AUTHOR=Sun Kailun , Fan Chanyuan , Feng Zhaoyan , Min Xiangde , Wang Yu , Sun Ziyan , Li Yan , Cai Wei , Yin Xi , Zhang Peipei , Liu Qiuyu , Xia Liming TITLE=Magnetic resonance imaging based deep-learning model: a rapid, high-performance, automated tool for testicular volume measurements JOURNAL=Frontiers in Medicine VOLUME=10 YEAR=2023 URL=https://www.frontiersin.org/journals/medicine/articles/10.3389/fmed.2023.1277535 DOI=10.3389/fmed.2023.1277535 ISSN=2296-858X ABSTRACT=Background

Testicular volume (TV) is an essential parameter for monitoring testicular functions and pathologies.
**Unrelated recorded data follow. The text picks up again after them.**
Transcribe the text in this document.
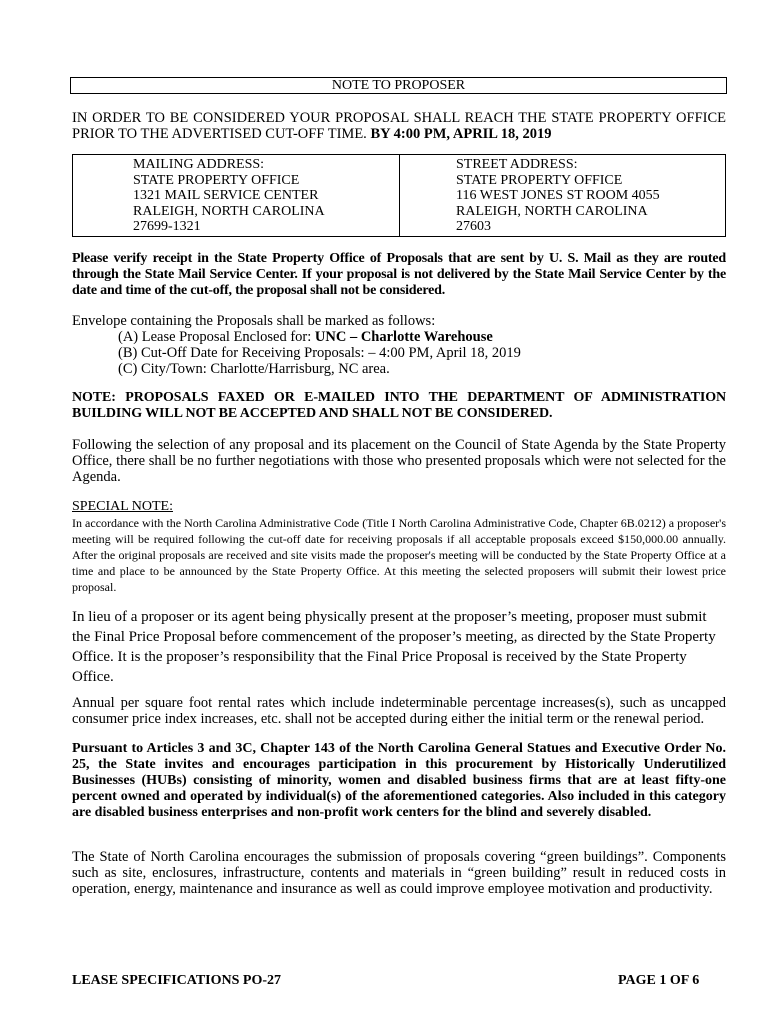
NOTE TO PROPOSER

IN ORDER TO BE CONSIDERED YOUR PROPOSAL SHALL REACH THE STATE PROPERTY OFFICE PRIOR TO THE ADVERTISED CUT-OFF TIME. BY 4:00 PM, APRIL 18, 2019

MAILING ADDRESS:
STATE PROPERTY OFFICE
1321 MAIL SERVICE CENTER
RALEIGH, NORTH CAROLINA
27699-1321
STREET ADDRESS:
STATE PROPERTY OFFICE
116 WEST JONES ST ROOM 4055
RALEIGH, NORTH CAROLINA
27603

Please verify receipt in the State Property Office of Proposals that are sent by U. S. Mail as they are routed through the State Mail Service Center. If your proposal is not delivered by the State Mail Service Center by the date and time of the cut-off, the proposal shall not be considered.

Envelope containing the Proposals shall be marked as follows:
(A) Lease Proposal Enclosed for: UNC – Charlotte Warehouse
(B) Cut-Off Date for Receiving Proposals: – 4:00 PM, April 18, 2019
(C) City/Town: Charlotte/Harrisburg, NC area.

NOTE: PROPOSALS FAXED OR E-MAILED INTO THE DEPARTMENT OF ADMINISTRATION BUILDING WILL NOT BE ACCEPTED AND SHALL NOT BE CONSIDERED.

Following the selection of any proposal and its placement on the Council of State Agenda by the State Property Office, there shall be no further negotiations with those who presented proposals which were not selected for the Agenda.

SPECIAL NOTE:

In accordance with the North Carolina Administrative Code (Title I North Carolina Administrative Code, Chapter 6B.0212) a proposer's meeting will be required following the cut-off date for receiving proposals if all acceptable proposals exceed $150,000.00 annually. After the original proposals are received and site visits made the proposer's meeting will be conducted by the State Property Office at a time and place to be announced by the State Property Office. At this meeting the selected proposers will submit their lowest price proposal.

In lieu of a proposer or its agent being physically present at the proposer’s meeting, proposer must submit the Final Price Proposal before commencement of the proposer’s meeting, as directed by the State Property Office. It is the proposer’s responsibility that the Final Price Proposal is received by the State Property Office.

Annual per square foot rental rates which include indeterminable percentage increases(s), such as uncapped consumer price index increases, etc. shall not be accepted during either the initial term or the renewal period.

Pursuant to Articles 3 and 3C, Chapter 143 of the North Carolina General Statues and Executive Order No. 25, the State invites and encourages participation in this procurement by Historically Underutilized Businesses (HUBs) consisting of minority, women and disabled business firms that are at least fifty-one percent owned and operated by individual(s) of the aforementioned categories. Also included in this category are disabled business enterprises and non-profit work centers for the blind and severely disabled.

The State of North Carolina encourages the submission of proposals covering “green buildings”. Components such as site, enclosures, infrastructure, contents and materials in “green building” result in reduced costs in operation, energy, maintenance and insurance as well as could improve employee motivation and productivity.

LEASE SPECIFICATIONS PO-27	PAGE 1 OF 6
Nevertheless, current measurement tools, including orchidometers and ultrasonography, encounter challenges in obtaining accurate and personalized TV measurements.

Purpose

Based on magnetic resonance imaging (MRI), this study aimed to establish a deep learning model and evaluate its efficacy in segmenting the testes and measuring TV.

Materials and methods

The study cohort consisted of retrospectively collected patient data (N = 200) and a prospectively collected dataset comprising 10 healthy volunteers. The retrospective dataset was divided into training and independent validation sets, with an 8:2 random distribution. Each of the 10 healthy volunteers underwent 5 scans (forming the testing dataset) to evaluate the measurement reproducibility. A ResUNet algorithm was applied to segment the testes. Volume of each testis was calculated by multiplying the voxel volume by the number of voxels. Manually determined masks by experts were used as ground truth to assess the performance of the deep learning model.

Results

The deep learning model achieved a mean Dice score of 0.926 ± 0.034 (0.921 ± 0.026 for the left testis and 0.926 ± 0.034 for the right testis) in the validation cohort and a mean Dice score of 0.922 ± 0.02 (0.931 ± 0.019 for the left testis and 0.932 ± 0.022 for the right testis) in the testing cohort. There was strong correlation between the manual and automated TV (R2 ranging from 0.974 to 0.987 in the validation cohort; R2 ranging from 0.936 to 0.973 in the testing cohort). The volume differences between the manual and automated measurements were 0.838 ± 0.991 (0.209 ± 0.665 for LTV and 0.630 ± 0.728 for RTV) in the validation cohort and 0.815 ± 0.824 (0.303 ± 0.664 for LTV and 0.511 ± 0.444 for RTV) in the testing cohort. Additionally, the deep-learning model exhibited excellent reproducibility (intraclass correlation >0.9) in determining TV.

Conclusion

The MRI-based deep learning model is an accurate and reliable tool for measuring TV.